In the area of heart health, women are less likely to seek help for a heart attack as their symptoms make it harder to identify. Studies have also found they don’t receive potentially beneficial treatments for heart disease in the same way men do, and have lower survival rates.
In mental health, depression is more common in women and suicide rates are higher in men. The nature of diseases such as heart disease, osteoporosis and lung cancer are different between women and men too, as are their outcomes.
Less well known is that two-thirds of the blind people in the world are women, even when the data is adjusted for the fact women live longer. And as an example of sociological differences that need recognising, women who present with an eye socket fracture, a ruptured eyeball or eye bruise are at risk of dying, not from the injury, but from a further assault by a perpetrator of family violence.
Improving the evidence
Clinical trials are the bedrock of medical research and evidence building. Until relatively recently, they were mainly conducted with males for a number of reasons, including availability to participate and concerns about the impact on women’s reproductive health, or the impact of menstrual cycles on the trials.
Restricting difference also makes trials cheaper by reducing the required sample size (even though it leads to inaccuracies for various important subgroups).
Women were excluded because they are different, but the results were applied to them because they are nearly the same. And when women and men are included in trials, the results are usually not published separated by sex, so the findings may be inaccurate for all participants.
Even in pre-clinical research using animals, female animals have been excluded to make management and costs simpler, and reduce measurement variation.

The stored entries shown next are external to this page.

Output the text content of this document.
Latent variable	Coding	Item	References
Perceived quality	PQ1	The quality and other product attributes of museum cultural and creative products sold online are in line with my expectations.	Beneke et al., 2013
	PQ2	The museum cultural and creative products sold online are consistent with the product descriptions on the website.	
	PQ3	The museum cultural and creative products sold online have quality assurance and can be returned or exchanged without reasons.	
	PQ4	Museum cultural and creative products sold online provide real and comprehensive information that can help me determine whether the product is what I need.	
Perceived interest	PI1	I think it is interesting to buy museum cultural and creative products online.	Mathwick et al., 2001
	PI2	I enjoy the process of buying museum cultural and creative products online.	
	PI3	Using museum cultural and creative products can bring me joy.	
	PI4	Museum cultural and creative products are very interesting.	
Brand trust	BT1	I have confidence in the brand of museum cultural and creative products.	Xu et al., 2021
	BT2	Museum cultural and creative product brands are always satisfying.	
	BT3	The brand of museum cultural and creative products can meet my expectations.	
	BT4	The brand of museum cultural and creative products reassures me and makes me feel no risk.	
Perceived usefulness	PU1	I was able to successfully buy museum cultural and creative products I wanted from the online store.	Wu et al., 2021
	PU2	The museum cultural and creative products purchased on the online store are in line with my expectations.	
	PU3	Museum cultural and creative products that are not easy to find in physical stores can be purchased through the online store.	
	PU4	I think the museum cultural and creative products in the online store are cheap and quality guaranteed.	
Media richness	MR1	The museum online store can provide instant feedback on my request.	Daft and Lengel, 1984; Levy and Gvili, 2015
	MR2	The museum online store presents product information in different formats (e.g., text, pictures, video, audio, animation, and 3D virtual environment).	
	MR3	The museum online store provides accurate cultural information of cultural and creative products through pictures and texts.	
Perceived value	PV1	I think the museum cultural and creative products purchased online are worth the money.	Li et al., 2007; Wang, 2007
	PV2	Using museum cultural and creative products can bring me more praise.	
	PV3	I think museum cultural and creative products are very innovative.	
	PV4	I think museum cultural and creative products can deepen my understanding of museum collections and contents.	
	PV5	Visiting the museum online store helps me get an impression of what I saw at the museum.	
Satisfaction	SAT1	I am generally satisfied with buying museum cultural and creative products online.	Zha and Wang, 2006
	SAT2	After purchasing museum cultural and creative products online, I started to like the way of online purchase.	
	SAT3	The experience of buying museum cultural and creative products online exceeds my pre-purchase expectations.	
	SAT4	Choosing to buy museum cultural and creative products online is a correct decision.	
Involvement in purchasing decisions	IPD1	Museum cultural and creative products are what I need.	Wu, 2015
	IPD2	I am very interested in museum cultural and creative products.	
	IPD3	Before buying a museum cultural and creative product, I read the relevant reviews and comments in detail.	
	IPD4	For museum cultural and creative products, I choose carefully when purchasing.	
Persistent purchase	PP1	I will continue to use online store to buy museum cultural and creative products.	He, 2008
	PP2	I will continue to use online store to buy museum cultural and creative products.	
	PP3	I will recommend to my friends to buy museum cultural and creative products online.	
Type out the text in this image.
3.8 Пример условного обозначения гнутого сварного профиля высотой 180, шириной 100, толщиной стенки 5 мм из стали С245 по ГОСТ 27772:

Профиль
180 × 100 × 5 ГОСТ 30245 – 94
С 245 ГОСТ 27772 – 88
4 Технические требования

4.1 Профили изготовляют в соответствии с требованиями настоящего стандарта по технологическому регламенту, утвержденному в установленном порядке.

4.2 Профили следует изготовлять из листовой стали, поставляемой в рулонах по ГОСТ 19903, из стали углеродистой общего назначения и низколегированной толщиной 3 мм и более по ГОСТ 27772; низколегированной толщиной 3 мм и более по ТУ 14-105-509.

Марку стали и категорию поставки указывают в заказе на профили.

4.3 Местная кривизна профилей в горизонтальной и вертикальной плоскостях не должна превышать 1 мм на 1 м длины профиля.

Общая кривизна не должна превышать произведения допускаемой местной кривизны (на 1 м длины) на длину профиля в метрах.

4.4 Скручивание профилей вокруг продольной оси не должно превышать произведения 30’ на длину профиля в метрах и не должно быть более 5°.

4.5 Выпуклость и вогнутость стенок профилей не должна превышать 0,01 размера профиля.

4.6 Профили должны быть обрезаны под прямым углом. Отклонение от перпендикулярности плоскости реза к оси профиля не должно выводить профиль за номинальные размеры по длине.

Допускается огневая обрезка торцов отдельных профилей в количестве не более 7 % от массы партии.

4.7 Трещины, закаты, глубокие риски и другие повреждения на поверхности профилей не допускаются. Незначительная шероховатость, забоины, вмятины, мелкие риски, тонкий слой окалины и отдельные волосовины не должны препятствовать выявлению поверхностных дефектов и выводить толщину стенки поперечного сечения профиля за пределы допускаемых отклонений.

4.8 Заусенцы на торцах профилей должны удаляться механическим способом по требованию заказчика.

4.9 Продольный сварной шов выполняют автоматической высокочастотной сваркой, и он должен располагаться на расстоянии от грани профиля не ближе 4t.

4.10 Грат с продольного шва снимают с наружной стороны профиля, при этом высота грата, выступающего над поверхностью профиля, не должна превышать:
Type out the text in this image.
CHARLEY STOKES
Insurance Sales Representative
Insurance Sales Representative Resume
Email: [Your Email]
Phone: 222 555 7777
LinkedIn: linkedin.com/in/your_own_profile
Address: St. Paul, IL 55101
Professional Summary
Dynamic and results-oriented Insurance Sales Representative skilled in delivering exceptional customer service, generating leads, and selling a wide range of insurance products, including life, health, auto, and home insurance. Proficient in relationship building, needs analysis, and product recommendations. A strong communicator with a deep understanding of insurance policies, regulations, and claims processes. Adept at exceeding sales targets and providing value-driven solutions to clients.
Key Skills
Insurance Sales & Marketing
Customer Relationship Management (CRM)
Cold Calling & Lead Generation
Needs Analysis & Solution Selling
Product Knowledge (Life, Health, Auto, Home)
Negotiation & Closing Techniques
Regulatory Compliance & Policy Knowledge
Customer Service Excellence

As a result, large scale clinical trials have yielded findings based on particular population groups. For example, a 1988 study into the use of aspirin to lower the risk of heart attack was based on a six-year trial of 22,000 men.
But change is afoot in trial design. Australia’s largest medical research grant body, the National Health & Medical Research Council, for example, has introduced guidelines that require applicants to address gender equity among research participants.
We need data from clinical trials and population data that is sorted by gender, so knowledge bases can be gradually improved. Generalisations about gender can be both useful and problematic, so careful analysis is needed.
We must account for gender in all medical training, and clinical practice. This should apply to not only disciplines that relate to sex hormones such as gynaecology, but also for example orthopaedics and ophthalmology.
We need the profession itself to take the lead in encompassing gender diversity in our community. Following the lead of non-medical groups such as the Australian Institute of Company Directors, the medical profession needs to introduce targets for diverse representation on all professional decision-making bodies.
Sarah, an Australian medical student in her final year, told me the biological perspective is taught well, but the psychological and social “not so much”.
There are broader social and cultural factors that might affect the way a male patient presents versus a female.
Medical training on diversity also needs to include people who are transgender or who identify as non-gender conforming. As Sarah said:
We talk about inequalities in terms of males and females, but gender diversity isn’t mentioned at all. I shudder to think of the barriers and obstacles you might face in training if you were transgender or non-gender conforming. I haven’t heard anyone raise that.